Sarah apagó la radio. El contenido de la amenaza no importaba; ya sabían que se habían metido en problemas.

Una vez se alejaron del alcance de los rifles, la siguiente amenaza vino de mano del otro helicóptero. Aunque las armas que venían con el aparato se habían acabado tiempo atrás, otro piloto podía seguirlos hasta su destino y dispararles allí. Sarah fue corriendo a la zona de carga y bajó la vista hasta el aeródromo que acababan de abandonar. Deseaba con todas sus fuerzas que el otro helicóptero permaneciera en tierra. Éste era uno de los puntos débiles de su plan, este primer vuelo a la desesperada. Todo podía acabar allí en ese instante.

Entonces vio lo que más se temía.

—Están poniendo en marcha el otro helicóptero —gritó a través de su comunicador—. Osman, tenemos un problema gordo.

—Con una solución mínima. La próxima vez que haga algo estúpido, Sarah, recuerda esto.

Sarah no comprendía, hasta que divisó las nubes de humo en las turbinas duales del techo del helicóptero de tierra.

—¡Lo has saboteado!

—He desconectado el circuito de alimentación. No les llevará más que un momento reparar el daño…, pero puede llevarles la mayor parte del día encontrarlo.

Sarah quiso ir corriendo a abrazarlo. Pero no se abrazaba a un piloto de un helicóptero militar en pleno vuelo.

—Estamos a salvo —proclamó a gritos, y él resopló con una de sus risas sarcásticas.

—A salvo para volar hacia una muerte segura, sí —dijo él entre risas—. De acuerdo, comandante. ¿Adónde vamos primero?

—Necrópolis —contestó ella.

—Nunca lo había oído mencionar.

Ella tampoco.

—Hay un buen motivo para que así sea. Pon rumbo al nordeste, en dirección al mar. Estamos buscando una salina a este lado del canal.
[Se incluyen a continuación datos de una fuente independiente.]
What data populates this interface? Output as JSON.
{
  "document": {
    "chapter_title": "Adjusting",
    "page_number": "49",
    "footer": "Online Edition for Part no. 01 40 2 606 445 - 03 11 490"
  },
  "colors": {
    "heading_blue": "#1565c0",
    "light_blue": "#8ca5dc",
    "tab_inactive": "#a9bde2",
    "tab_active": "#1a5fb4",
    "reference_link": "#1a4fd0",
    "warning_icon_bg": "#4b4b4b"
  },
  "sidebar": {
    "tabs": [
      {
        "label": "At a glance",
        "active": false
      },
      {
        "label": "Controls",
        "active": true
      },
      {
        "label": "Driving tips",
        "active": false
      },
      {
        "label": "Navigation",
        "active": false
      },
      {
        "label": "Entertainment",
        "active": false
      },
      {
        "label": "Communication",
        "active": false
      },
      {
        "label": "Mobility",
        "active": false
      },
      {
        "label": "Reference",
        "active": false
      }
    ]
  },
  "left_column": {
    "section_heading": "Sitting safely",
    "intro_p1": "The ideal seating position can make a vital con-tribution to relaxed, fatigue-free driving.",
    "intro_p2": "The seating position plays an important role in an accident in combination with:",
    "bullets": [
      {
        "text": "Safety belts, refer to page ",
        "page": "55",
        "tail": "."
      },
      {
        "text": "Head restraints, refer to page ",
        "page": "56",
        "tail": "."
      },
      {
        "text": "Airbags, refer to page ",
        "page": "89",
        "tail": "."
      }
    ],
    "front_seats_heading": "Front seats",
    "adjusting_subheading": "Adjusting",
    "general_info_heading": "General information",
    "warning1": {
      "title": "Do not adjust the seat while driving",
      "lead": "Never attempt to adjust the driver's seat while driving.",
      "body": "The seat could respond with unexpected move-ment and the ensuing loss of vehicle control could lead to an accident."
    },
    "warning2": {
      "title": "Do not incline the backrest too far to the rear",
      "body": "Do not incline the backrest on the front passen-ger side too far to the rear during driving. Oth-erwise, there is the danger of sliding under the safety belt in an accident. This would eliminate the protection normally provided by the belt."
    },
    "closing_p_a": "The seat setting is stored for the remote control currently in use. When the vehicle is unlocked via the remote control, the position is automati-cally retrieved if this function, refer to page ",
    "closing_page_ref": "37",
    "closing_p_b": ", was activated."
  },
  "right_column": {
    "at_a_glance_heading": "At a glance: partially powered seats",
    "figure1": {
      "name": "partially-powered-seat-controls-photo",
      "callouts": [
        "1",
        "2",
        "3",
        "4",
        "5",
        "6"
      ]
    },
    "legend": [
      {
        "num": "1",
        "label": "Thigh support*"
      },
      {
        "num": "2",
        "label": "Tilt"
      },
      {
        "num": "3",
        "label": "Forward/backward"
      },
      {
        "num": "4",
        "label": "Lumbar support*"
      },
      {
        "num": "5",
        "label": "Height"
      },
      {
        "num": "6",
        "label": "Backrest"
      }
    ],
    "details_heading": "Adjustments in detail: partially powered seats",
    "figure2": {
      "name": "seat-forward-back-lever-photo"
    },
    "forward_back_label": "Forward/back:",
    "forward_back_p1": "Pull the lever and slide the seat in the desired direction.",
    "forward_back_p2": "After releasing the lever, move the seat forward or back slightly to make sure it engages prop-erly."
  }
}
Está rodeada de grandes rocas erosionadas por casi todos sus flancos.

La localizaron con relativa facilidad. Desde el aire, la salina parecía una capa de hielo en medio del desierto. Osman aterrizó en una roca sólida justo en el borde de la salina. Tales lugares eran conocidos por su escasa estabilidad, y bajaron juntos de un salto, con los nervios todavía alterados por la adrenalina.